Le Règlement sur la sélection des ressortissants étrangers, édicté en décembre 1978, définit trois catégories d’immigration – indépendants, famille ainsi que réfugiés et autres personnes en situation de détresse – et précise les exigences qui s’appliquent aux ressortissants étrangers qui désirent séjourner temporairement au Québec, pour y travailler, y étudier ou y recevoir un traitement médical. « Les outils d’intervention en immigration, dont la grille de sélection, voient le jour » (MIDI, 2016, p. 108).

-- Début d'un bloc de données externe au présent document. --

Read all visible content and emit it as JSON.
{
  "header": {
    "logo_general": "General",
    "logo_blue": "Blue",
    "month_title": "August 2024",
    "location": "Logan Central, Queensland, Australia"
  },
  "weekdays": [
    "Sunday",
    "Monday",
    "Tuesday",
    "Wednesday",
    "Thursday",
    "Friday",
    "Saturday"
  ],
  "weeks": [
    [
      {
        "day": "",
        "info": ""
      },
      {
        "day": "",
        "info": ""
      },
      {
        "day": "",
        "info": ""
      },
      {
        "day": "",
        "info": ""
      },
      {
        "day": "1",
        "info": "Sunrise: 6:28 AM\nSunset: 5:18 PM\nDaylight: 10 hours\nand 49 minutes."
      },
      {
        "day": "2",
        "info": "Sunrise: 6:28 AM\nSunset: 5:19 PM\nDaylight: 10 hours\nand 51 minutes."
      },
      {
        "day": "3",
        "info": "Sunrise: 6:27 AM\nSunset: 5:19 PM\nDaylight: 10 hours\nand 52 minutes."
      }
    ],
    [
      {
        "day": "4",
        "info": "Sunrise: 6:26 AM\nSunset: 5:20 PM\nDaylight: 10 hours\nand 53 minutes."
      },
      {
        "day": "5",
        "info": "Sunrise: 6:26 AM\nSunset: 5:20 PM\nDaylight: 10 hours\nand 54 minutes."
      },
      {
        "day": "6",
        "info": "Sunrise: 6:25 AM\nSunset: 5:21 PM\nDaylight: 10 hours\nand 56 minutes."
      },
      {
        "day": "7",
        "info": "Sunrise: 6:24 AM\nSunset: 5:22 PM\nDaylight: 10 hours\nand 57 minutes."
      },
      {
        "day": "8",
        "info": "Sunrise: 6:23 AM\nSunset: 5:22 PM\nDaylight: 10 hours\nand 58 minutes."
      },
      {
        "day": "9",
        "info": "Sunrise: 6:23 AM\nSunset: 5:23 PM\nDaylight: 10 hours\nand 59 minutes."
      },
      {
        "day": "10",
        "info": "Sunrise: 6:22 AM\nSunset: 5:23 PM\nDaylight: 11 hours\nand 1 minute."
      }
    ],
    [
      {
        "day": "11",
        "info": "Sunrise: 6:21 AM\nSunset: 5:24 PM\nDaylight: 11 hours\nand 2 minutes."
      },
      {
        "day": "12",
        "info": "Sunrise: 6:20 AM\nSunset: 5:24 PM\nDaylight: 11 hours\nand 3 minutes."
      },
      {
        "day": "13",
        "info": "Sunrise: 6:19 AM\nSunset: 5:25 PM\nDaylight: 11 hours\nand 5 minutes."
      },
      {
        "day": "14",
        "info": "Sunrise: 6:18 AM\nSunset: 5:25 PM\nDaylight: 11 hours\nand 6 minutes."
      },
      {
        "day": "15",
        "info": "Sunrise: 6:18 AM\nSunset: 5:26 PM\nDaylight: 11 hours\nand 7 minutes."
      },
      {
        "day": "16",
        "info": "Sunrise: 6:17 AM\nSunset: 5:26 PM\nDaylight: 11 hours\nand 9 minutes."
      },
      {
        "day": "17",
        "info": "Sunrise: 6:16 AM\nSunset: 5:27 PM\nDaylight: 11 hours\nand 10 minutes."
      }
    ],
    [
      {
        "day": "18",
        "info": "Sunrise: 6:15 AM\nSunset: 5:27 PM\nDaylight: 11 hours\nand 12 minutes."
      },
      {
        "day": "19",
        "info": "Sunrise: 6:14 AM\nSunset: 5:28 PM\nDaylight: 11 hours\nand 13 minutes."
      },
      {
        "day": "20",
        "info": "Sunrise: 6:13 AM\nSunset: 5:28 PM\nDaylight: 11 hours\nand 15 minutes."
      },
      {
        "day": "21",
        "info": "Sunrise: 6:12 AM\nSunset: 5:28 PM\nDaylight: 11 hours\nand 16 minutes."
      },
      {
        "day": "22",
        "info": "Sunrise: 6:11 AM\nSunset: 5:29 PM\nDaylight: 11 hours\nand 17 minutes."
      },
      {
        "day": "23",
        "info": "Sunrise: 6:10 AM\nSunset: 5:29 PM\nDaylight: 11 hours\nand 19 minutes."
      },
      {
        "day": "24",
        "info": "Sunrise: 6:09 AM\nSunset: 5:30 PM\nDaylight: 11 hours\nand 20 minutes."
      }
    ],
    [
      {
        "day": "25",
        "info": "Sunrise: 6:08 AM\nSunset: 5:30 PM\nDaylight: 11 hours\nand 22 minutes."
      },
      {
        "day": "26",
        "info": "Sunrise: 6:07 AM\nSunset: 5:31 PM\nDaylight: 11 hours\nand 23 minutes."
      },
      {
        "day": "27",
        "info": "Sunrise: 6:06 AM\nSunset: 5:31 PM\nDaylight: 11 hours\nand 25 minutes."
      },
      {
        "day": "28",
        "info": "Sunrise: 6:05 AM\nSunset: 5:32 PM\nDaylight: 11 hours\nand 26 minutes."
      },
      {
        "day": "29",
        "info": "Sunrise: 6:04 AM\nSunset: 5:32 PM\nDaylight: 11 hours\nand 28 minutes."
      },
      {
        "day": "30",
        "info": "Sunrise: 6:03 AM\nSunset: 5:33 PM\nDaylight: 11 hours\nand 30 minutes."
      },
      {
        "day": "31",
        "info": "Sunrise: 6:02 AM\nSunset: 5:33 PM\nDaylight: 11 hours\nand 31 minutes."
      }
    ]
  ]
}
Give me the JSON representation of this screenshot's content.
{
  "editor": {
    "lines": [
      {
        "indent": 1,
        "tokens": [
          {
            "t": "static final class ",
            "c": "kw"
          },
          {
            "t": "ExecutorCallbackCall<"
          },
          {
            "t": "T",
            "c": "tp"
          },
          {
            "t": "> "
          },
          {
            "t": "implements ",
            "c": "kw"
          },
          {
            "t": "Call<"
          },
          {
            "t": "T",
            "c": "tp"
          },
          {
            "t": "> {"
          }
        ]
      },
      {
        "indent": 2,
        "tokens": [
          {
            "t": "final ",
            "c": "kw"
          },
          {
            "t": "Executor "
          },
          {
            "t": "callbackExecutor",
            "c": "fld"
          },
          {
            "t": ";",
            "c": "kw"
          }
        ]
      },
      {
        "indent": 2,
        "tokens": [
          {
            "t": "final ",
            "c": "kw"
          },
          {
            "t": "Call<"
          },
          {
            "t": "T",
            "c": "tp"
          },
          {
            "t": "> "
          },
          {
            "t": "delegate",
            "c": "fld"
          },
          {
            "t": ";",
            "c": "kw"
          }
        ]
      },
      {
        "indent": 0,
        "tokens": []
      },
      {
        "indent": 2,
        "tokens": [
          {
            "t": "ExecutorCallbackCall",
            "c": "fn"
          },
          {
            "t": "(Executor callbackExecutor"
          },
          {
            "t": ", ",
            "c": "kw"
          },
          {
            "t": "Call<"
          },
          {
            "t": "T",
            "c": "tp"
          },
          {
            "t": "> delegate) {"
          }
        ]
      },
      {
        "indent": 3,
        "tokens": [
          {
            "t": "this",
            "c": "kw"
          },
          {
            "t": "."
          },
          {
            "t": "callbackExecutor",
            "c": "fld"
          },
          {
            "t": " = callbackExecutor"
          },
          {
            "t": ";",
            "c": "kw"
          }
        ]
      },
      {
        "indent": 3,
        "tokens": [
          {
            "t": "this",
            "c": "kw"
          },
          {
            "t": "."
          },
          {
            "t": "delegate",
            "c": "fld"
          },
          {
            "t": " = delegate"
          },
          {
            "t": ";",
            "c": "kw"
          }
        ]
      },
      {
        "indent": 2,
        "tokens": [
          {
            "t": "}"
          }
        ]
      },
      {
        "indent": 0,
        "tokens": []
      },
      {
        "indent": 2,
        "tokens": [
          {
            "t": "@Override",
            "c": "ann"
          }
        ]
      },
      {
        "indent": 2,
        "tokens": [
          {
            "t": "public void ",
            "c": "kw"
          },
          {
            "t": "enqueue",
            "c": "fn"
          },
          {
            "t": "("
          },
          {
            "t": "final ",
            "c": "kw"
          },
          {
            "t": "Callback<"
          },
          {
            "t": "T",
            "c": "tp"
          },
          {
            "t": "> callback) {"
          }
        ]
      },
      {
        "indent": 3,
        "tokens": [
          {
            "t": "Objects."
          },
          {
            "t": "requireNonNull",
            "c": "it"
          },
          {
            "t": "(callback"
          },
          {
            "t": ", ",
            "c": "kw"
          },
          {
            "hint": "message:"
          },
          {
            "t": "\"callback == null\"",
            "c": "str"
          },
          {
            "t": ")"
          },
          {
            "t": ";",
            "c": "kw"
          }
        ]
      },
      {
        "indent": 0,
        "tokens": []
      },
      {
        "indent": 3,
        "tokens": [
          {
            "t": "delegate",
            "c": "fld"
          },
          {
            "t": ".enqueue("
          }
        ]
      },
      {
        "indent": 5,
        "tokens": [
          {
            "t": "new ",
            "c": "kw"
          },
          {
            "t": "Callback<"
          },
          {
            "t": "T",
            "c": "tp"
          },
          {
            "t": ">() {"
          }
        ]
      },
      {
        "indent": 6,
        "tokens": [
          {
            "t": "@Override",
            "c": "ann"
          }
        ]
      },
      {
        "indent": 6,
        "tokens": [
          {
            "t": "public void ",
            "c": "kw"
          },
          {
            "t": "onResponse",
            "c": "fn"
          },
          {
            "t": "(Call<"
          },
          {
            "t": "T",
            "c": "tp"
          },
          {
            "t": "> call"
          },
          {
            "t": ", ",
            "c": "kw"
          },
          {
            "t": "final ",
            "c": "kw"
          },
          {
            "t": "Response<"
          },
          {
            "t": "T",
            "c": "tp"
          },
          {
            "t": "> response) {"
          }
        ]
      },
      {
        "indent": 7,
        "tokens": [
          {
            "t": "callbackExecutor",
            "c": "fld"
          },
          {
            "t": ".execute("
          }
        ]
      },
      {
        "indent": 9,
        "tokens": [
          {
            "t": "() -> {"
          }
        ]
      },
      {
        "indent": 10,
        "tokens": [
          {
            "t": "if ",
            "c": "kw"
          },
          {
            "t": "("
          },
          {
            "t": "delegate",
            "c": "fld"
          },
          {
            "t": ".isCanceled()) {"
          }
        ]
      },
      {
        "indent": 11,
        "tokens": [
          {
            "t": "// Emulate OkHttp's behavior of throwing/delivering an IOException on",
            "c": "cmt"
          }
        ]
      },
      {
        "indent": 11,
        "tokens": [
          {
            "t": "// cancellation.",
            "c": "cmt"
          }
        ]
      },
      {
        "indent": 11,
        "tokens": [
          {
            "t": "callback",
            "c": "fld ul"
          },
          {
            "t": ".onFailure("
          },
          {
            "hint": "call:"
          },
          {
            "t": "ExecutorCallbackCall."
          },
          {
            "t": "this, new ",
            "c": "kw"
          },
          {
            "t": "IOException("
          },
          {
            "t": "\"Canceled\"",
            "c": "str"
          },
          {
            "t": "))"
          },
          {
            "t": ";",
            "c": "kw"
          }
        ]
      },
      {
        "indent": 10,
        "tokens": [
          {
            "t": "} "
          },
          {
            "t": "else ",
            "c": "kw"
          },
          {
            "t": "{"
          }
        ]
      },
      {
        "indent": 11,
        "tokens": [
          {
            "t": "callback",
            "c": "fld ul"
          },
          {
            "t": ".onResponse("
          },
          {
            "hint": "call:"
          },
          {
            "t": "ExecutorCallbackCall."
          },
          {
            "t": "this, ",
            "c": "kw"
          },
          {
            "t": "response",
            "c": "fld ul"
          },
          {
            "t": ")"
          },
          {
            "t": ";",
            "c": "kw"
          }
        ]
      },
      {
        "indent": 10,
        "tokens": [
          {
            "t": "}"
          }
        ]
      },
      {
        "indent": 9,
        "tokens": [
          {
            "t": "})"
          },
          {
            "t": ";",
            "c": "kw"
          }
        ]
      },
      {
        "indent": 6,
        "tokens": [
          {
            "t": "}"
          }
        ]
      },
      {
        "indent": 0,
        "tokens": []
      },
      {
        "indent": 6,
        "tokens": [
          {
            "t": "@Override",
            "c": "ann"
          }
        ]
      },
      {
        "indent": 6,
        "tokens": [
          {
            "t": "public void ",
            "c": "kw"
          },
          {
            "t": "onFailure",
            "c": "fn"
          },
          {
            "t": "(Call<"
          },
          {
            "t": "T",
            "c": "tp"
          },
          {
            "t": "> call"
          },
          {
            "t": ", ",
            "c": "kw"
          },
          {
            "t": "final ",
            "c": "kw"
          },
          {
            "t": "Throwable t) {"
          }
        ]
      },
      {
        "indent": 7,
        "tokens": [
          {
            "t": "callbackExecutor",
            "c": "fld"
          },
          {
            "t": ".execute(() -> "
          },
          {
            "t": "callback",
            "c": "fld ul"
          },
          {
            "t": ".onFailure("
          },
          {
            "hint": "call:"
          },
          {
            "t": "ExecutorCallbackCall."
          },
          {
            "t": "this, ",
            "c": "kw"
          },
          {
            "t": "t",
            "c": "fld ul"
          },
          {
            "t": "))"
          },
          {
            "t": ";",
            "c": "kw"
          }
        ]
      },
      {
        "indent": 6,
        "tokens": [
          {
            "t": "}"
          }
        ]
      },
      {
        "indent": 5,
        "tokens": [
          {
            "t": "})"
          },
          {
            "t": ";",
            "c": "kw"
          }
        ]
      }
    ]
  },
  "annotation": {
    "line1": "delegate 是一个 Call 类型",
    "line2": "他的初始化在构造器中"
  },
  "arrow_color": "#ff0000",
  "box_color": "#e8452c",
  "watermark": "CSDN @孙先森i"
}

Tout ne débute donc pas avec l’Énoncé de politique Gagnon-Tremblay de 1990. Il faut le souligner.

Le Cahier de consultation retient le système de la déclaration d’intérêt qui faisait partie des principales mesures de la Stratégie d’action en matière d’immigration, de participation et d’inclusion 2016-2021 du gouvernement libéral antérieur (MIDI, 2016, p. 99).

On peut espérer que cette mesure s’avérera apte à régler les problèmes de backlog (arriérés), d’émigration vers d’autres provinces canadiennes (une émigration annuelle d’environ 30 % qui ne varie guère depuis des décennies), de déqualification et de chômage des immigrants qualifiés.

Commentaire 1 : Dans ses documents officiels, le nouveau gouvernement de la CAQ doit rappeler minimalement le « capital politique et historique » acquis au Québec, en matière de sélection, d’accueil et d’intégration des personnes immigrantes.

3. La contribution différenciée de l’immigration sur le plan économique

Nul doute que l’immigration contribue de façon majeure à l’économie, ce qu’ont toujours reconnu les politiques publiques du Québec, et ce, depuis les années 1960.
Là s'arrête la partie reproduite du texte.